Another free tool is the Deepware free deepfake scanner, which has been tested with YouTube videos, revealing its proficiency in scanning and recognizing known deepfakes. However, when presented with content that is real, it struggles to perform accurate scans, raising doubts about its overall effectiveness. It seems it has been mainly trained on known deepfakes and struggles to recognize anything else.

Additionally, Intel claims its FakeCatcher scanner has a 96% accuracy in deepfake detection. However, given that most existing deepfakes can already be recognized by humans, one may question the actual significance of this claim.

Voice fakes also pose a significant threat to organizations

Voice fakes are artificially generated or manipulated audio recordings that aim to imitate or impersonate someone’s voice. Like deepfake videos, voice fakes are generated with advanced machine learning techniques, particularly speech synthesis and voice conversion algorithms. The result is highly convincing audio that mimics a specific individual’s speech pattern, tone, and nuances.
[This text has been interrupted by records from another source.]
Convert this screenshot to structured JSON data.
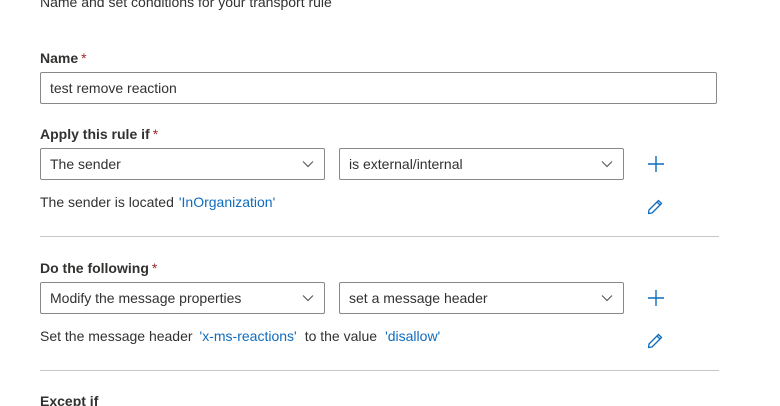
{
  "header": {
    "subtitle": "Name and set conditions for your transport rule"
  },
  "name_field": {
    "label": "Name",
    "required_mark": "*",
    "value": "test remove reaction"
  },
  "condition": {
    "label": "Apply this rule if",
    "required_mark": "*",
    "dropdown1": "The sender",
    "dropdown2": "is external/internal",
    "desc_prefix": "The sender is located",
    "desc_value": "'InOrganization'"
  },
  "action": {
    "label": "Do the following",
    "required_mark": "*",
    "dropdown1": "Modify the message properties",
    "dropdown2": "set a message header",
    "desc_prefix": "Set the message header",
    "desc_header": "'x-ms-reactions'",
    "desc_middle": "to the value",
    "desc_value": "'disallow'"
  },
  "exception": {
    "label": "Except if"
  },
  "icons": {
    "chevron": "chevron-down-icon",
    "add": "add-icon",
    "edit": "pencil-icon"
  },
  "colors": {
    "link": "#0f6cbd",
    "required": "#a4262c",
    "icon": "#0f6cbd",
    "border": "#8a8886",
    "divider": "#c8c6c4"
  }
}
Voice fakes can be created based on just a few seconds of audio. However, to effectively deceive someone who knows the individual well, longer recordings are required. Obtaining such recordings becomes simpler when the targeted person maintains a strong online presence.

Alternatively, adept social engineers can skillfully engage individuals in conversations lasting over a minute, making the acquisition of voice samples relatively effortless. Currently, voice fakes possess a higher degree of believability than deepfakes, where research into the target’s speech patterns only enhances the probability of a successful attack.

Consequently, we find ourselves in a situation where the success of such attacks relies on the extent of effort that malicious actors are willing to invest. This evolving landscape may have profound implications for so-called whale phishing attacks, where high-profile figures are targeted. These types of social engineering attacks garner the utmost attention and allocation of resources within malicious organizations.

With the threat that voice fakes pose, it is becoming evident that implementing two-factor authentication for sensitive phone calls, where transactions or the sharing of sensitive information occur, is essential. We are entering a digital communication landscape where the authenticity of any form of communication may be called into question.

Should we pen test humans?

As AI becomes increasingly integrated into everyday life, it naturally becomes intertwined with the cybersecurity landscape. While the presence of voice fake and deepfake scanners is promising, their accuracy must be thoroughly tested. It is reasonable to anticipate that pen testing efforts will increasingly focus on AI, leading to a shift in some security assessments.

Evaluating the online presence of high-profile individuals and the ease of creating convincing deepfakes may soon become integral to cybersecurity and red team engagements. We might even see incident prevention and response teams specifically dedicated to combating social engineering attacks.

Currently, if someone falls victim to extortion through a deepfake, where can they turn for help? They certainly won’t approach their employer and say, “There might be a sensitive video circulating, but don’t worry, it’s just a deepfake.” However, having a team capable of addressing this issue confidentially and mitigating the impact of such attacks on individuals could become a vital service for companies to consider.

While the transformative power of the new AI-driven world on the cybersecurity landscape is evident, the exact nature of these changes remains uncertain.